Spell check XML files without VIM syntax problems

I’ve been using XMLMind’s XML Editor lately to write some documentation in the Docbook XML format. The editor has very good support and I’m very glad to be using it. There’s one catch though, and it’s to do with the spell check support. XMLMind have implemented their own system for which there are no Greek dictionaries available. Not having the time to go and create one myself I looked at other solutions.

I have the Hunspell dictionaries on my system anyway but the command line program that comes with Hunspell garbles Greek characters in the terminal. I don’t know what that’s about and Google didn’t come up with any quick solutions. So my next try was using spell check support in VIM 7 and after a bit of trial and error I’m happy with the result. So here’s what I did:

  1. Download a Myspell compatible Greek dictionary word list and affix file, either the original one by Steve Stavropoulos or the one by Dimitrios Gianitsaros which combines the Greek words and English words as well as provides for Greek fully capitalized words with no accents.
  2. :mkspell el /path/to/hunspell/dictionaries/el_GR
  3. make sure the resulting .spl file gets copied to ~/.vim/spell
  4. create the file ~/.vim/after/syntax/xml.vim as described below.
  5. Open an XML file and execute :set spell spelllang=el,en or something to that effect.

One little problem with spell checking XML files in VIM is that the syntax highlighting interferes in a sub-optimal way. For example by default the text content of elements is not spell checked. Another example is that URL’s in href and xmlns attributes are reported as mistakes. These problems can be solved by the following syntax commands:

syn match xmlHref +href="[^"]*"+ contained contains=xmlAttrib,@NoSpell
syn match xmlXmlns +xmlns\(:[a-z]*\)\?="[^"]*"+ contained contains=xmlAttrib,@NoSpell
syn cluster xmlStartTagHook add=xmlHref
syn cluster xmlStartTagHook add=xmlXmlns
syn spell toplevel

Now you should be good to go with spell checking XML in VIM. Another little detail about my work-flow is that I have configured gvim as a helper application in XMLMind XML Editor and that permits me to type “Ctrl-Shift-D” while editing an XML file and get the file opened in VIM ready to be spell checked. After my corrections the file is reloaded in the XML editor.

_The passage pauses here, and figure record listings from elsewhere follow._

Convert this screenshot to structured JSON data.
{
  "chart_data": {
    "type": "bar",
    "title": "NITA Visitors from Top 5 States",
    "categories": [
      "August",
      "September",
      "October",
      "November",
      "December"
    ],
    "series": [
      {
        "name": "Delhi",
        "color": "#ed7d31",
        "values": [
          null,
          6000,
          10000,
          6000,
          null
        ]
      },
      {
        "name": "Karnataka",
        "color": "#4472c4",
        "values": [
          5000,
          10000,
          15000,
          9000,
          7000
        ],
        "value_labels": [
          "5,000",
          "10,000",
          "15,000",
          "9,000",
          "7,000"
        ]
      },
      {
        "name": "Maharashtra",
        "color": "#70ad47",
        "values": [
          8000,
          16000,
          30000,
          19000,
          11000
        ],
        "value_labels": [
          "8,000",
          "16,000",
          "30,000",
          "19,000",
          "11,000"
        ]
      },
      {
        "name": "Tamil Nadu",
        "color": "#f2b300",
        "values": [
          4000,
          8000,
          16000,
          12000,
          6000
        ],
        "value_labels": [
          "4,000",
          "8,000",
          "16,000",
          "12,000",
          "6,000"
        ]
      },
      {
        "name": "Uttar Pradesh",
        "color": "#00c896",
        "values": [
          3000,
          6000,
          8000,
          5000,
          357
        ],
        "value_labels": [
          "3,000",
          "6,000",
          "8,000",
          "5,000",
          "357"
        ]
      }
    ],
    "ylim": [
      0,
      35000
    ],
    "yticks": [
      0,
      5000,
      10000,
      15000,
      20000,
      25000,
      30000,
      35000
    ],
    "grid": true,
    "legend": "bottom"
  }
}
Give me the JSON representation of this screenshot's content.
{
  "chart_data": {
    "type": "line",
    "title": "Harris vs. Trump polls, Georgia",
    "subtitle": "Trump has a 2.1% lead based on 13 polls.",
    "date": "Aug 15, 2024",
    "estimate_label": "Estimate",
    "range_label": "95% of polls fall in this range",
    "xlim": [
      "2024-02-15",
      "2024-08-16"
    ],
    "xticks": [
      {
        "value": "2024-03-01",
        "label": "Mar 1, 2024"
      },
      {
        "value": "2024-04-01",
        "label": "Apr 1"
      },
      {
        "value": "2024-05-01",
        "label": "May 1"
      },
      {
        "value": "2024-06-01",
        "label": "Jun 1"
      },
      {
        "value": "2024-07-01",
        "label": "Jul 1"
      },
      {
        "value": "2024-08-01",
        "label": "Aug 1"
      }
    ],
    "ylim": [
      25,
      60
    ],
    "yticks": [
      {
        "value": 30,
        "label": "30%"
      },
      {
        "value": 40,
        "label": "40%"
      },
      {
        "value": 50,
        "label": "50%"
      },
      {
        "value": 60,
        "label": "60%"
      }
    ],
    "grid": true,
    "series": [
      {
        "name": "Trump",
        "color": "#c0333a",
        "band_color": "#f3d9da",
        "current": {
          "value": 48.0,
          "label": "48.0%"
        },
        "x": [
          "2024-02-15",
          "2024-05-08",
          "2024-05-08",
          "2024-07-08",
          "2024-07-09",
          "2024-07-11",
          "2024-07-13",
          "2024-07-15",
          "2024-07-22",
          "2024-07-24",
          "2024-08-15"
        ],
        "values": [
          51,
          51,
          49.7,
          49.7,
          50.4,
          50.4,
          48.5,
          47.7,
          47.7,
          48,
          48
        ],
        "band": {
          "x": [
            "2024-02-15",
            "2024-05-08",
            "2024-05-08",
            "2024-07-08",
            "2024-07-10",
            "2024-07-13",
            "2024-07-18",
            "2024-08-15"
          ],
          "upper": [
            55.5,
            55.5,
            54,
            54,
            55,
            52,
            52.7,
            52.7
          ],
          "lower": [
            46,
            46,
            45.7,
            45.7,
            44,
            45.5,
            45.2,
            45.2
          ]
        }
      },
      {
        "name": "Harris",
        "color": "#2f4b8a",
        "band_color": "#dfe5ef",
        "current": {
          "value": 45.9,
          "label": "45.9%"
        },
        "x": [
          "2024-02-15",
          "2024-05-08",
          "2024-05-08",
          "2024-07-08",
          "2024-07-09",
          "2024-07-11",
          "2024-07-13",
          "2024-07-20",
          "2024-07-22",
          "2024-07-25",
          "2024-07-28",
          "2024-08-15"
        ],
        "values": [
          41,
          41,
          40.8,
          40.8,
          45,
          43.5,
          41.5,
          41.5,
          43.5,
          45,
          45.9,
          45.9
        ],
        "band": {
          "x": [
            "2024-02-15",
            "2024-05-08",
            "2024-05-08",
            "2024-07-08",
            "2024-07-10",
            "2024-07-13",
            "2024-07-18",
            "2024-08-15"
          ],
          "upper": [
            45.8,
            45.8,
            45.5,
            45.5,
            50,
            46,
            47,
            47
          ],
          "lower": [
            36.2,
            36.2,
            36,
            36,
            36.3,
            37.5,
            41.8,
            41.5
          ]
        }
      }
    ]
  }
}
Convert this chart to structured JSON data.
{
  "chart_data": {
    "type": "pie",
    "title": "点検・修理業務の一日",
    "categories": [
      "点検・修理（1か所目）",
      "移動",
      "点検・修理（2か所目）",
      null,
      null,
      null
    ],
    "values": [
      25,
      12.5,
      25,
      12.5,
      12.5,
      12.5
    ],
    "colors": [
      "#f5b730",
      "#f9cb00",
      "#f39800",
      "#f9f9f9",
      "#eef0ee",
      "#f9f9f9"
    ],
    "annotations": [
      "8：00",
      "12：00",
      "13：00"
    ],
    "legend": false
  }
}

how to insert any unicode character over VNC

Been using GRNET’s ViMA service a lot lately and sometimes it happens while using a vm’s console via VNC that I need to input a unicode character in a file. The VNC viewer applet that is provided, as well as any vncviewer I’ve tried can’t seem to manage inputing these characters directly via the keyboard. Here’s how I do it:

  1. Install Vim on the vm with apt-get, yum or whatever

  2. Localy find the unicode codepoint of the desired character:

    echo "Ψ" | iconv -f utf-8 -t iso8859-1 --unicode-subst="<U+%04X>"

    In this case it prints <U+03A8>

  3. Open the file you want to input into on the vm with vim.
  4. In input mode, type Control-V, u, and the four hexadecimal digits (i.e. 0,3,A and 8)
  5. Viola!

using forward slash in unix filenames

Ok, I was automating the creation of some ogg files based on title’s appearing in a text file. Doing it myself, with mplayer and oggenc, I hadn’t taken into account many of the caveats that preexisting ripping/encoding tools take care of, like the problem of forward slashes in filenames stored on a unix filesystem. But the good thing with doing it yourself is that you don’t have to automatically adopt the presuppositions that appear in preexisting tools.

One such presupposition is that you have to replace special characters in filenames, like quotes or forward slashes, so that they can be accessible to shell users. Well I have to say that shells and file managers are pretty advanced these days and you don’t really have to replace anything anymore. The only exception is forward slashes, which absolutely cannot appear in a filename on a unix system. Most tools replace the slash with an underscore character. I find that kind of lame.

In Unicode, forward slash is the character ‘SOLIDUS’ (U+002F), although according to wikipedia, calling the http://en.wikipedia.org/wiki/Slash_(punctuation) ‘solidus’ “contradicts long-established English typesetting terminology”.

So, since replacement of the slash is required in filenames, we can keep the visual nature of the forward slash by using the typographic solidus character as a replacement, which in unicode is called ‘SOLIDUS’ (U+002F). Here is the difference between the two (in the typeface your browser is using):

Slash (U+002f) Solidus (U+2044)

In VIM you can input the solidus by typing Ctrl+V, u, 2044 in command mode.